Господи, они еще шутили!
Толпа не шевелилась. Тысячи глаз следили, как палач привязывал смертников к столбам, как против каждого выстраивались пятнадцать солдат с ружьями.
Момбелли скрестил руки на груди. Его так и привязали. Григорьев вытащил из савана руки и перекрестился. Петрашевский стоял спокойно. Последние приготовления. Солдатам подали команду заряжать. Палач обошел смертников и опустил на глаза колпаки. В леденящей кровь тишине отчетливо прозвучал голос Петрашевского: «Момбелли, поднимите выше ноги, а то с насморком придете в царство небесное».
Шешелова трясло. Знакомая за последнее время, бросающая в пот, дрожь страха: он мог бы оказаться там, с ними.
Когда дело петрашевцев всплыло, в жандармское управление вызывали и его. На допросе он показал, что поддерживает знакомство с Петрашевским и ценит его расположение только из-за книг. Без него он не имел бы возможности прочесть многие из них. Это было действительностью. Он не лгал.
Когда он понял, что литературный кружок Петрашевского превращается в политический, он насторожился. Стал больше молчать и слушать, высказывался редко и неопределенно. Он слишком хорошо помнил декабристов, не забыл, чем это кончилось.
На следующих допросах он показаний своих не менял. Да, он читал Леру, Фурье, Прудона, Штрауса и многих других социалистов. Но эти идеи чужды ему. В социализм он не верит. Власть монарха считает единственно разумной. Нет, о прочитанном он ни с кем не беседовал. Он тогда просто перестал бывать у Петрашевского. Кто что говорил на «пятницах» – он не помнит за давностью. И ненавидел сидящего перед ним жандармского офицера, и боялся его до коликов в животе.
После допросов ворочался по ночам в кровати, взбивал подушку, ложился, снова вставал, ходил, курил, ждал – вот-вот арестуют. Только теперь понял, какая опасность над ним нависла. Чувствовал: ему, как и другим, пощады не будет.
После одной особенно бессонной ночи не выдержал напряжения томительной неизвестности, решил конца следствия не ждать. Добился приема к своему давнему благодетелю, до мелочей поведал свою историю дружбы с петрашевцами, просил помощи.
И завертелось другое жизненное колесо в его судьбе. Со сказочной быстротой следовало одно событие за другим. Его избавили от ареста, помогли уйти в отставку и, что было уже совсем неожиданным, дали назначение на должность, а точнее – выслали из Петербурга.

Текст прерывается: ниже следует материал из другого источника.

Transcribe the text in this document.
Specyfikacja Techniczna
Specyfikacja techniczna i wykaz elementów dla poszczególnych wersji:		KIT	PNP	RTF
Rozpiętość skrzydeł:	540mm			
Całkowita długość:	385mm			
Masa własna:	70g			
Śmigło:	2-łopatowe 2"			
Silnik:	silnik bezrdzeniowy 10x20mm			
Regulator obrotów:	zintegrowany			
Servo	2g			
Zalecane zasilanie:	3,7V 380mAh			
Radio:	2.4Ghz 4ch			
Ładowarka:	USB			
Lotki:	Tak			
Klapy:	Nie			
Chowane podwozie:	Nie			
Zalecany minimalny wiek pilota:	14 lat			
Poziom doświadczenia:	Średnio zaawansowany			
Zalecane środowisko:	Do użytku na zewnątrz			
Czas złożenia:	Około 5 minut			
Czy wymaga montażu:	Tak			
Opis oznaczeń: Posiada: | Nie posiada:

Да, он сейчас мог быть с ними. Стоять вон там в смертном балахоне.
…На площади все вдруг пришло в движение. Аудитор подал команду, и солдаты опустили ружья. Палач быстро отвязал смертников и привел их на эшафот. Аудитор читал государев указ, которым смертная казнь была заменена каторгой. Еще никто не понял, что случилось, не успел поверить в спасение, а тишину прервал желчным голосом Петрашевский:
– Вечно со своими неуместными экспромтами!

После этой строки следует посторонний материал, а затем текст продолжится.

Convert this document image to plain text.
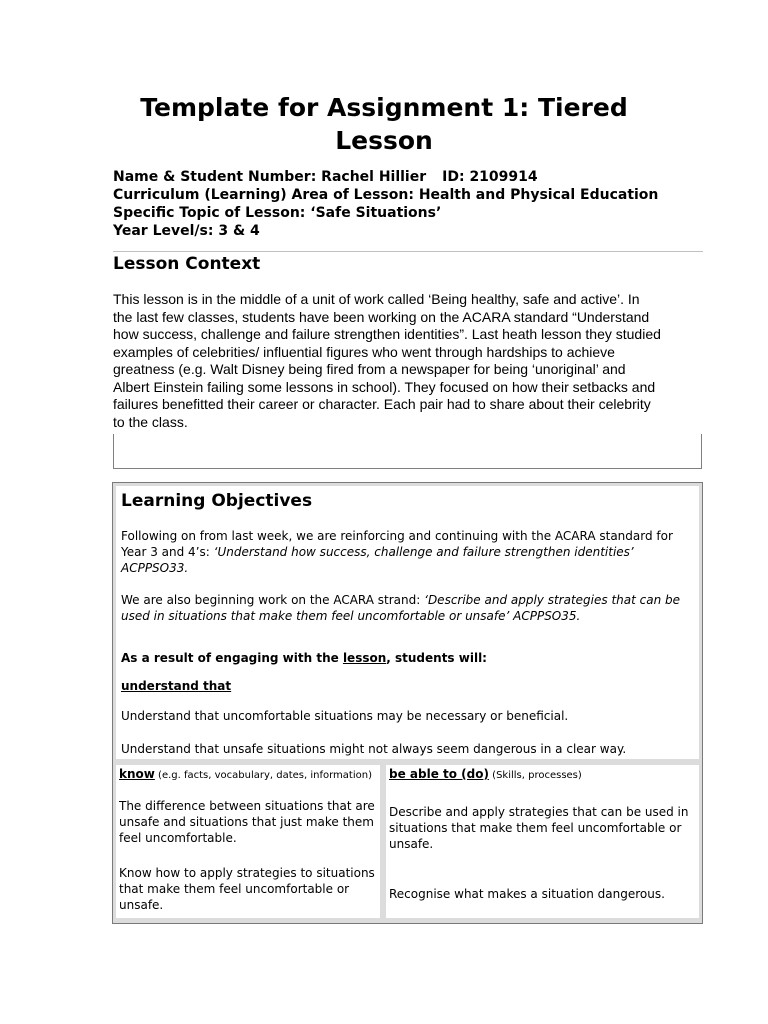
Template for Assignment 1: Tiered
Lesson
Name & Student Number: Rachel Hillier ID: 2109914
Curriculum (Learning) Area of Lesson: Health and Physical Education
Specific Topic of Lesson: ‘Safe Situations’
Year Level/s: 3 & 4
Lesson Context
This lesson is in the middle of a unit of work called ‘Being healthy, safe and active’. In
the last few classes, students have been working on the ACARA standard “Understand
how success, challenge and failure strengthen identities”. Last heath lesson they studied
examples of celebrities/ influential figures who went through hardships to achieve
greatness (e.g. Walt Disney being fired from a newspaper for being ‘unoriginal’ and
Albert Einstein failing some lessons in school). They focused on how their setbacks and
failures benefitted their career or character. Each pair had to share about their celebrity
to the class.
Learning Objectives
Following on from last week, we are reinforcing and continuing with the ACARA standard for
Year 3 and 4’s: ‘Understand how success, challenge and failure strengthen identities’
ACPPSO33.
We are also beginning work on the ACARA strand: ‘Describe and apply strategies that can be
used in situations that make them feel uncomfortable or unsafe’ ACPPSO35.
As a result of engaging with the lesson, students will:
understand that
Understand that uncomfortable situations may be necessary or beneficial.
Understand that unsafe situations might not always seem dangerous in a clear way.
know (e.g. facts, vocabulary, dates, information)
The difference between situations that are
unsafe and situations that just make them
feel uncomfortable.
Know how to apply strategies to situations
that make them feel uncomfortable or
unsafe.
be able to (do) (Skills, processes)
Describe and apply strategies that can be used in
situations that make them feel uncomfortable or
unsafe.
Recognise what makes a situation dangerous.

– Кто просил?! – раздраженно крикнул Дуров.
Петрашевского тут же стали заковывать в кандалы.
Но он отстранил палача, сел на помосте и сам заколачивал на себе кандалы. Потом уже, гремя ими, обошел всех своих, каждого обнял, прощаясь: его одного увозили на вечную каторгу прямо с эшафота.

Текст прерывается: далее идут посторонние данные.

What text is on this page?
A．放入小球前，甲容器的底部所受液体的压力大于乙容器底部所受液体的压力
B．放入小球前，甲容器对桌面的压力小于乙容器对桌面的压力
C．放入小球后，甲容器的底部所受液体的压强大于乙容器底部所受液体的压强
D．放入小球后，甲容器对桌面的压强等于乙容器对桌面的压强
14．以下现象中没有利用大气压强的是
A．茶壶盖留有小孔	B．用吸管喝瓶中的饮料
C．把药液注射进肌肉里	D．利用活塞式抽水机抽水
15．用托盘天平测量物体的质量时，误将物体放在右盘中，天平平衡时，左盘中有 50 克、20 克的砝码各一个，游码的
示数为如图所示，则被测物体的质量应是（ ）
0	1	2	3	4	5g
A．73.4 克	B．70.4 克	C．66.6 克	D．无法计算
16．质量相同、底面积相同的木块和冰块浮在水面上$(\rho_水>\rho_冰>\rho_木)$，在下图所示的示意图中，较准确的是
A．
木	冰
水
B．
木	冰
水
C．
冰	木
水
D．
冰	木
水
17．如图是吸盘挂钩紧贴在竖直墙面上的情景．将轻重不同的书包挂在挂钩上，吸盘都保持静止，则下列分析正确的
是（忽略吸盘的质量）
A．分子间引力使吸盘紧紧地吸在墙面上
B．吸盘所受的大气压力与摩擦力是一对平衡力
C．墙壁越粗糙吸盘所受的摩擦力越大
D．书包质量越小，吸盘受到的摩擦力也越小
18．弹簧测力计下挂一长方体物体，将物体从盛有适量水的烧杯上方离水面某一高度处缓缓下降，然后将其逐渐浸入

Шешелов уехал в Колу с намерением не приближаться к политике. Жил тихо, занимался своей коллекцией – и вот, на тебе! Бесхарактерный трус! Никогда не имел убеждений. В душе поднималась глухая злоба. Он противен себе. Где бы ни жил он после войны, везде оставался чужим. Все имеют какую-то цель, привязанность, и только он, Шешелов, для всех белая ворона. Он мечтал о карьере, но не вошел в круг офицерства. С мещанами не дружил, боялся уронить свое достоинство. У петрашевцев увидел опасность и попятился. Другие за убеждения пошли на казнь, он от страха не смел шевельнуться. Теперь считал, что его коллекция – единственно возможное для него занятие. А тут приходят поморы – их больше смерти тревожит тайна передвинутой границы. Восемьсот верст земли. Для живущих здесь это не отвлеченность, а жизненная необходимость. Петрашевцы и эти поморы. Да, да. Такие люди нужны России. С убеждениями.
И, недовольный собой, ворочался в кровати.
Он чиновник. Ему не потерять бы достигнутого. Боже упаси провиниться! Он не может не дорожить благополучием. Из низов вышел.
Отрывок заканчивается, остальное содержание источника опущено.